One important subfamily of the GPCRs is the corticotropin-releasing factor receptors (CRFR), also known as corticotropin-releasing hormone receptors (CRHR). Corticotropin-releasing factor (CRF) (corticotropin-releasing hormone) is a 41-residue hypothalamic peptide (SEQ ID NO:5) which stimulates the secretion and biosynthesis of pituitary ACTH. Secretion of ACTH leads to increased adrenal glucocorticoid production. CRF was isolated and characterized based on its role in the hypothalamic-pituitary-adrenal axis (HPA). More recently, however, it has been found to be distributed broadly within the central nervous system (CNS), as well as in extra-neural tissues such as the adrenal glands and testes, where it may also act as a paracrine regulator or neurotransmitter.
A considerable body of evidence suggests that peptides of the CRF family, e.g., CRF(1), (frog) sauvagine, (fish) urotensin, and the mammalian urocortins 1, 2 and 3 (Ucn 1,2 and 3), play biologically diverse roles by activating CRF receptors. The CRF receptors, encoded by two distinct receptor genes, exist in multiple splice variant forms and display both species and tissue differential expression. Studies with transgenic mice expressing functionally disabled receptors, have underscored the importance of CRFR1 in regulating the hypothalamic-pituitary-adrenal axis in its response to stress. CRFR2 plays an important role in modulating the central nervous system response to stress as well as a unique role in cardiac function and pancreatic hormone release.

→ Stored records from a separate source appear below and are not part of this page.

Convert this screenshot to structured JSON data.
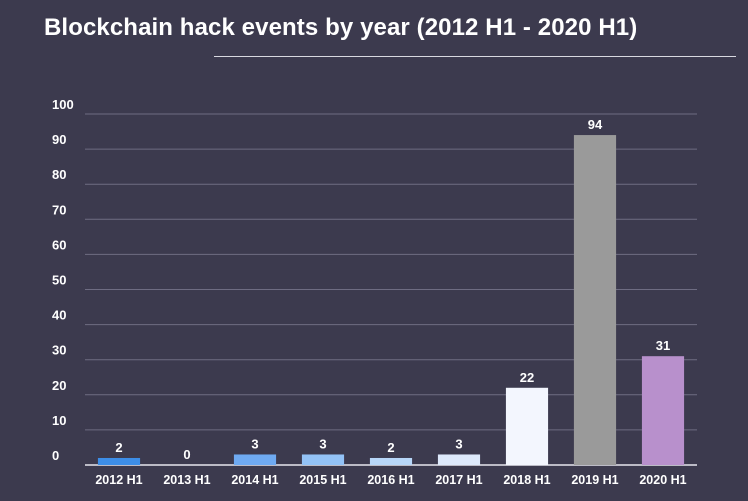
{
  "chart_data": {
    "type": "bar",
    "title": "Blockchain hack events by year (2012 H1 - 2020 H1)",
    "categories": [
      "2012 H1",
      "2013 H1",
      "2014 H1",
      "2015 H1",
      "2016 H1",
      "2017 H1",
      "2018 H1",
      "2019 H1",
      "2020 H1"
    ],
    "values": [
      2,
      0,
      3,
      3,
      2,
      3,
      22,
      94,
      31
    ],
    "bar_colors": [
      "#3d8ee8",
      "#5a9ff0",
      "#6faaf2",
      "#93c2f6",
      "#b7d6f8",
      "#dde9fb",
      "#f3f6fe",
      "#9a9a9a",
      "#b890cc"
    ],
    "ylim": [
      0,
      100
    ],
    "yticks": [
      0,
      10,
      20,
      30,
      40,
      50,
      60,
      70,
      80,
      90,
      100
    ],
    "xlabel": "",
    "ylabel": "",
    "grid": true,
    "data_labels": true
  }
}
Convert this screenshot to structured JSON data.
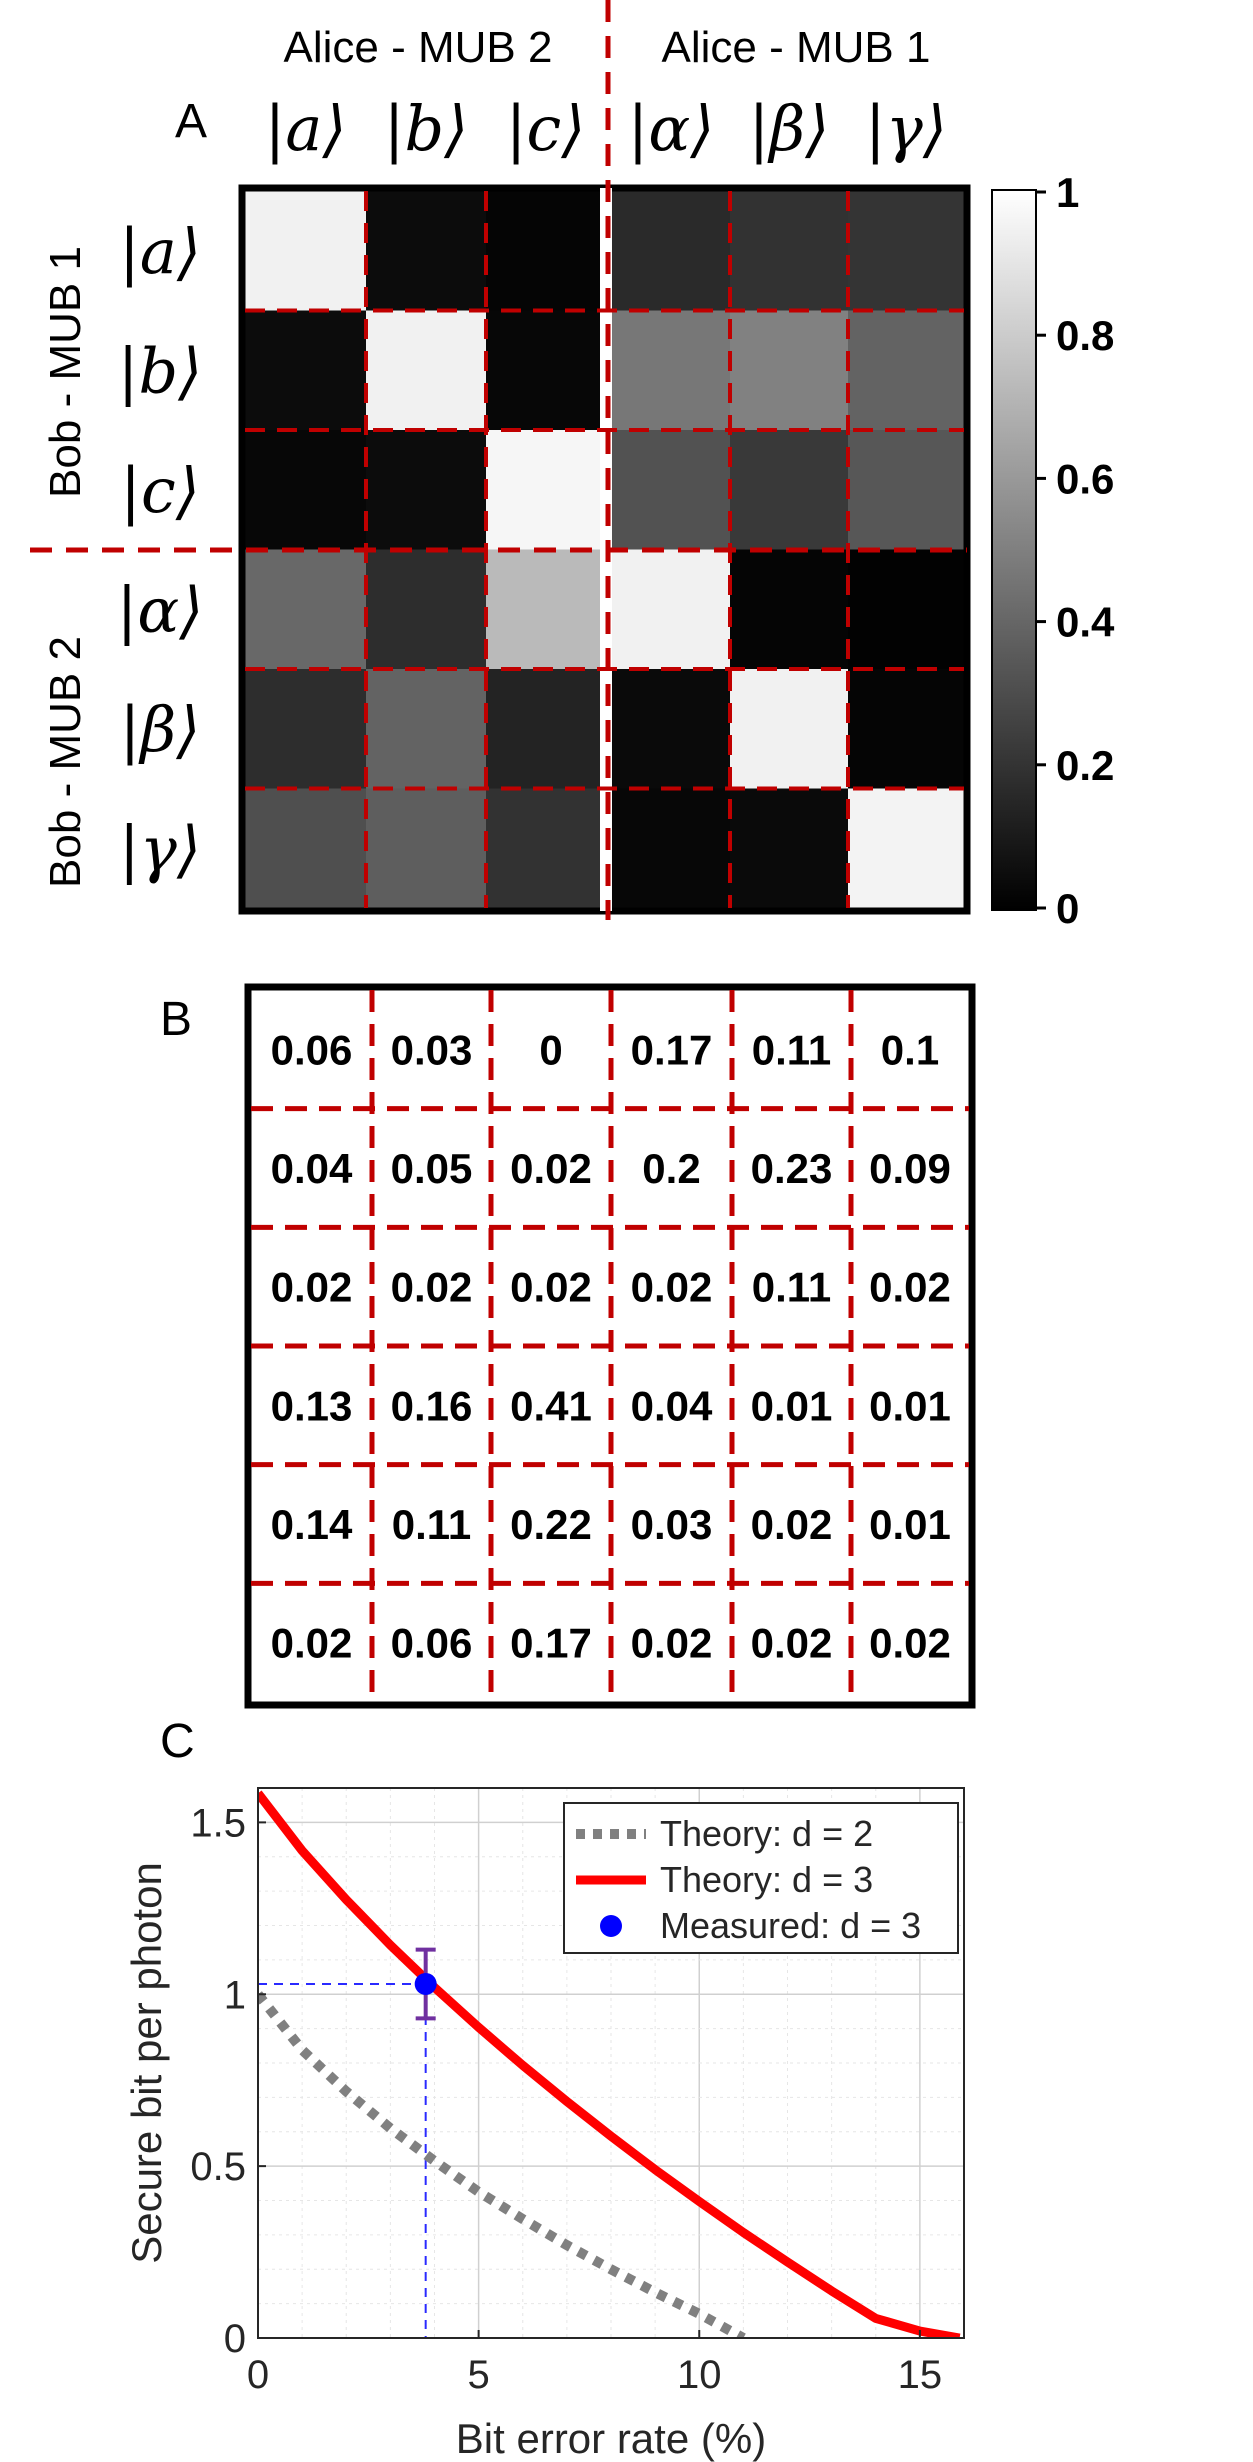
{
  "panel_a": {
    "letter": "A",
    "col_group_labels": [
      "Alice - MUB 2",
      "Alice - MUB 1"
    ],
    "row_group_labels": [
      "Bob - MUB 1",
      "Bob - MUB 2"
    ],
    "col_ket_labels": [
      "|a⟩",
      "|b⟩",
      "|c⟩",
      "|α⟩",
      "|β⟩",
      "|γ⟩"
    ],
    "row_ket_labels": [
      "|a⟩",
      "|b⟩",
      "|c⟩",
      "|α⟩",
      "|β⟩",
      "|γ⟩"
    ],
    "colorbar": {
      "ticks": [
        "0",
        "0.2",
        "0.4",
        "0.6",
        "0.8",
        "1"
      ],
      "min": 0,
      "max": 1
    }
  },
  "panel_b": {
    "letter": "B"
  },
  "panel_c": {
    "letter": "C"
  },
  "colors": {
    "divider": "#c00000",
    "theory_d2": "#808080",
    "theory_d3": "#ff0000",
    "measured": "#0000ff",
    "errorbar": "#7030a0"
  },
  "chart_data": [
    {
      "type": "heatmap",
      "title": "",
      "x_categories": [
        "|a⟩",
        "|b⟩",
        "|c⟩",
        "|α⟩",
        "|β⟩",
        "|γ⟩"
      ],
      "y_categories": [
        "|a⟩",
        "|b⟩",
        "|c⟩",
        "|α⟩",
        "|β⟩",
        "|γ⟩"
      ],
      "values": [
        [
          0.97,
          0.05,
          0.02,
          0.17,
          0.2,
          0.21
        ],
        [
          0.05,
          0.97,
          0.03,
          0.48,
          0.52,
          0.4
        ],
        [
          0.03,
          0.05,
          0.99,
          0.33,
          0.23,
          0.35
        ],
        [
          0.42,
          0.18,
          0.75,
          0.97,
          0.02,
          0.01
        ],
        [
          0.18,
          0.4,
          0.14,
          0.04,
          0.97,
          0.02
        ],
        [
          0.32,
          0.38,
          0.2,
          0.03,
          0.04,
          0.98
        ]
      ],
      "colormap": "gray",
      "zlim": [
        0,
        1
      ]
    },
    {
      "type": "table",
      "cells": [
        [
          "0.06",
          "0.03",
          "0",
          "0.17",
          "0.11",
          "0.1"
        ],
        [
          "0.04",
          "0.05",
          "0.02",
          "0.2",
          "0.23",
          "0.09"
        ],
        [
          "0.02",
          "0.02",
          "0.02",
          "0.02",
          "0.11",
          "0.02"
        ],
        [
          "0.13",
          "0.16",
          "0.41",
          "0.04",
          "0.01",
          "0.01"
        ],
        [
          "0.14",
          "0.11",
          "0.22",
          "0.03",
          "0.02",
          "0.01"
        ],
        [
          "0.02",
          "0.06",
          "0.17",
          "0.02",
          "0.02",
          "0.02"
        ]
      ]
    },
    {
      "type": "line",
      "xlabel": "Bit error rate (%)",
      "ylabel": "Secure bit per photon",
      "xlim": [
        0,
        16
      ],
      "ylim": [
        0,
        1.6
      ],
      "xticks": [
        "0",
        "5",
        "10",
        "15"
      ],
      "yticks": [
        "0",
        "0.5",
        "1",
        "1.5"
      ],
      "grid": true,
      "legend_position": "top-right",
      "series": [
        {
          "name": "Theory: d = 2",
          "style": "dotted",
          "x": [
            0,
            1,
            2,
            3,
            4,
            5,
            6,
            7,
            8,
            9,
            10,
            11
          ],
          "y": [
            1.0,
            0.838,
            0.717,
            0.61,
            0.515,
            0.425,
            0.346,
            0.27,
            0.2,
            0.133,
            0.07,
            0.0
          ]
        },
        {
          "name": "Theory: d = 3",
          "style": "solid",
          "x": [
            0,
            1,
            2,
            3,
            4,
            5,
            6,
            7,
            8,
            9,
            10,
            11,
            12,
            13,
            14,
            15,
            15.9
          ],
          "y": [
            1.585,
            1.418,
            1.275,
            1.143,
            1.02,
            0.904,
            0.793,
            0.688,
            0.587,
            0.49,
            0.397,
            0.307,
            0.221,
            0.137,
            0.057,
            0.02,
            0.0
          ]
        },
        {
          "name": "Measured: d = 3",
          "style": "marker",
          "x": [
            3.8
          ],
          "y": [
            1.03
          ],
          "yerr": [
            0.1
          ]
        }
      ],
      "annotations": [
        {
          "type": "reference-lines",
          "x": 3.8,
          "y": 1.03
        }
      ]
    }
  ]
}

The CRF receptors belong to the B1 subfamily of G-protein coupled receptors (GPCRs). The GPCRs present a large variety of different conformations in their extracellular domains in order to cover their different functions. Indeed, a major ligand-binding site on both CRFR1 and CRFR2 is the N-terminal extracellular domain (ECD1). The inhibitory binding constants for a bacterially expressed soluble protein fragment, ECD1-CRFR2β, (comprising amino acids 39-133 of mCRFR2β) are: 11.8 (7.4-18.9) nM, 53.7 (18.7-154) nM and 21.1 (15.3-29.0) nM for Ucn 1, Ucn 2, and astressin, respectively. There remains a need for additional compositions and methods for identifying and assessing agonist and antagonist of B1 GPCRs, particular corticotropin releasing factor receptors.